I’ve been reading Robert Skidelsky’s new book on Keynes, which is absorbing and well-written. I never accepted (as most of the neo-con economists did) that Keynes had been overtaken by history, as it were and Skidelsky backs that up by picking out three Big Ideas from Keynes which, he thinks, have an enduring resonance. They are:

1. The future is unknowable, so economic storms, especially those originating in the financial system, are not just external shocks which impinge on smoothly operating markets, but part of the normal working of the market system. (This is something an engineer would know intuitively, so it’s always been a source of amazement to me that economists and investors seem unaware of it.
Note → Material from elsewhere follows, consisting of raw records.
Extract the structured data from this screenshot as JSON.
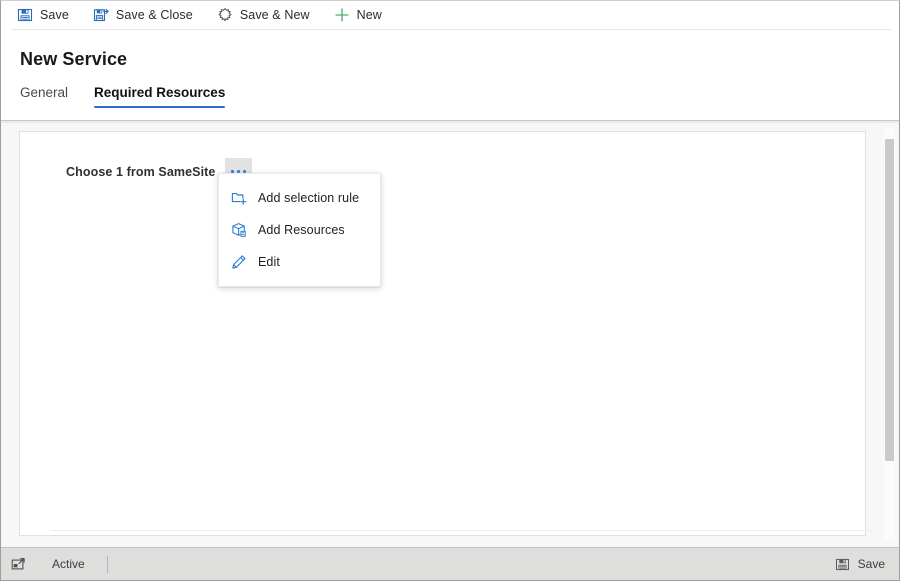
{
  "toolbar": {
    "buttons": [
      {
        "label": "Save",
        "icon": "save-floppy-icon"
      },
      {
        "label": "Save & Close",
        "icon": "save-close-floppy-icon"
      },
      {
        "label": "Save & New",
        "icon": "save-new-icon"
      },
      {
        "label": "New",
        "icon": "plus-icon"
      }
    ]
  },
  "header": {
    "title": "New Service",
    "tabs": [
      {
        "label": "General",
        "active": false
      },
      {
        "label": "Required Resources",
        "active": true
      }
    ]
  },
  "content": {
    "field_label": "Choose 1 from SameSite",
    "ellipsis_button_label": "..."
  },
  "context_menu": {
    "items": [
      {
        "label": "Add selection rule",
        "icon": "add-folder-icon"
      },
      {
        "label": "Add Resources",
        "icon": "add-box-icon"
      },
      {
        "label": "Edit",
        "icon": "pencil-icon"
      }
    ]
  },
  "statusbar": {
    "status": "Active",
    "save_label": "Save",
    "expand_icon": "expand-window-icon",
    "save_icon": "save-floppy-gray-icon"
  },
  "colors": {
    "accent": "#2f6fc4",
    "icon_blue": "#2b7cd3",
    "plus_green": "#4cae6a",
    "statusbar_bg": "#dededd",
    "body_bg": "#f7f7f7"
  }
}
Market capitalism is an intrinsically unstable system.)

2. Economies wounded by these ‘shocks’ can, if left to themselves, stay in a depressed condition for a long time. (As the Japanese know to their cost.)

3. A moral critique of societies which worship the pursuit of money and efficiency above all other objects of human striving. I thought of this while passing the Cambridge Arts Theatre, which Keynes was instrumental in founding. In a way, it’s the most profound of his ideas, and the one most flagrantly ignored in the last two or three decades.

Skidelsky has a lovely Coda in his Preface in which he writes:

“Once I started writing this book, on 1 January 2009, I stopped reading the newspapers on a daily basis to avoid filling up my mind with ‘noise’. Any coherence my argument may have stems from this act of self-denial.”

No wonder I am sometimes incoherent. I read too many papers.